The Oregonian Double Paid Its Property Tax Bill

The paper gave the county an extra $500,000 by mistake

lede_oregonian_3934ILLUSTRATION: Kevin Mercer

Let no one question how seriously The Oregonian takes the obligation to pay property taxes.

Last month, the state's biggest newspaper rolled out a story package on the metropolitan area's biggest property "tax scofflaws," naming an assortment of people ranging from a failed congressional candidate to ex-NBA star Rasheed Wallace. The story came complete with a meticulous interactive map of every building with outstanding tax debt in three counties.

But does The Oregonian take its own property tax obligations as seriously as it does those of the people it covers? Yes, and how! Not only did it pay its property taxes ahead of schedule on Nov. 1; records obtained by WW show The Oregonian actually paid double the amount it owed.
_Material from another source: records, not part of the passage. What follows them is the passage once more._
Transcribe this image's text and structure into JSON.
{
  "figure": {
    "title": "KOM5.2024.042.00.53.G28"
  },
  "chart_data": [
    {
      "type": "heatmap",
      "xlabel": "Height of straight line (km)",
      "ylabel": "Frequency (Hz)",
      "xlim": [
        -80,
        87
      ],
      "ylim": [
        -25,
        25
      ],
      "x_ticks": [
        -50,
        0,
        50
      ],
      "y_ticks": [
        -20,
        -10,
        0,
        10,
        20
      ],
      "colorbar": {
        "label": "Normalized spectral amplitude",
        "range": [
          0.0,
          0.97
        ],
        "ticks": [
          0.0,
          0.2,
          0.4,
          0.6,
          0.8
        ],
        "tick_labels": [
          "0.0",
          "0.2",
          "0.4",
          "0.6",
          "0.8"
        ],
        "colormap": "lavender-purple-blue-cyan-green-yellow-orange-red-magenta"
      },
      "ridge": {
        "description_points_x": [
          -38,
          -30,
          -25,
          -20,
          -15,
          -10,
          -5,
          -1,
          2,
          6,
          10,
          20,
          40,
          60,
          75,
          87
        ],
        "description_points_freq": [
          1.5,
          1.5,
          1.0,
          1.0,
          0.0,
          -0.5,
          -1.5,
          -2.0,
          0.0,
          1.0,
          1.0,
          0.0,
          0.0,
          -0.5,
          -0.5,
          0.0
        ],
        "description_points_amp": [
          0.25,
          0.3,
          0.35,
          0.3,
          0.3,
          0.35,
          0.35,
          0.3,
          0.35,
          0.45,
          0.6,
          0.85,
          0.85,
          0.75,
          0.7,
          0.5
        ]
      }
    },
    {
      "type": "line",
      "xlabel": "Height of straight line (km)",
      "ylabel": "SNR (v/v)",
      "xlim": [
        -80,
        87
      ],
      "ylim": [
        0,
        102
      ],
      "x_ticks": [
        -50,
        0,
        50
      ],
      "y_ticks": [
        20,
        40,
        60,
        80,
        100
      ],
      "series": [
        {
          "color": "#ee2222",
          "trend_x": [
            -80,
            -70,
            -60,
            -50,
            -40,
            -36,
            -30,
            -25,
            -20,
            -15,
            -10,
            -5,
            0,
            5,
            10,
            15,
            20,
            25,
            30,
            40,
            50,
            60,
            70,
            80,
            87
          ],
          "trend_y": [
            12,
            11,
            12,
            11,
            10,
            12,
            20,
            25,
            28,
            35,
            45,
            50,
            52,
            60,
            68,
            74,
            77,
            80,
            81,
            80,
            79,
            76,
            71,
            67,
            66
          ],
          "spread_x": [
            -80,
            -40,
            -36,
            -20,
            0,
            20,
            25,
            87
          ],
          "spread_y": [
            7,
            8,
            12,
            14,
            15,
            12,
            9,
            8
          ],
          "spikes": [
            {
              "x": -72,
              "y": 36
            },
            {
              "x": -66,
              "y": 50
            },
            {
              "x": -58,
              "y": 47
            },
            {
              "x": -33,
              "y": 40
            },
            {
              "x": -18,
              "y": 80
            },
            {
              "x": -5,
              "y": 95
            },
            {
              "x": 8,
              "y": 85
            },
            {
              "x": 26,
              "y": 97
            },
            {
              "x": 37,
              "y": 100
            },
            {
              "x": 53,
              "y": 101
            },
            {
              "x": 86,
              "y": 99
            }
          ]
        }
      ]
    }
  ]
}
The paper's total property tax burden for 10 parcels of real estate was $552,663.45. But somewhere in the accounting process, the paper counted that total a second time, and ended up writing a check for $1,105,326.90 — exactly double what it owed, to the cent.

There's been a lot of talk about the paper's budget lately. In June, WW's Aaron Mesh wrote about the paper's efforts to cut costs. That story related how the paper announced what publisher N. Christian Anderson III called "exciting plans for the future of our company" in an e-mail to his staff. One of those changes was eliminating delivery days for subscribers.

Another was laying off nearly 100 people, including almost a quarter of the paper's newsroom staff. The paper had no room for popular columnists, the daughter of a former publisher, or an editor who was fighting kidney cancer.

Multnomah County spokesman David Austin confirmed the paper's parent company double-paid the taxes owed.

Austin says Advance Publications and its affiliate, The Oregonian Publishing Company had yet to contact the county about the error. He said the county will refund the overpayment "in 30-60 days."

Oregonian publisher N. Christian Anderson III has not yet responded to WW's request for comment on the matter.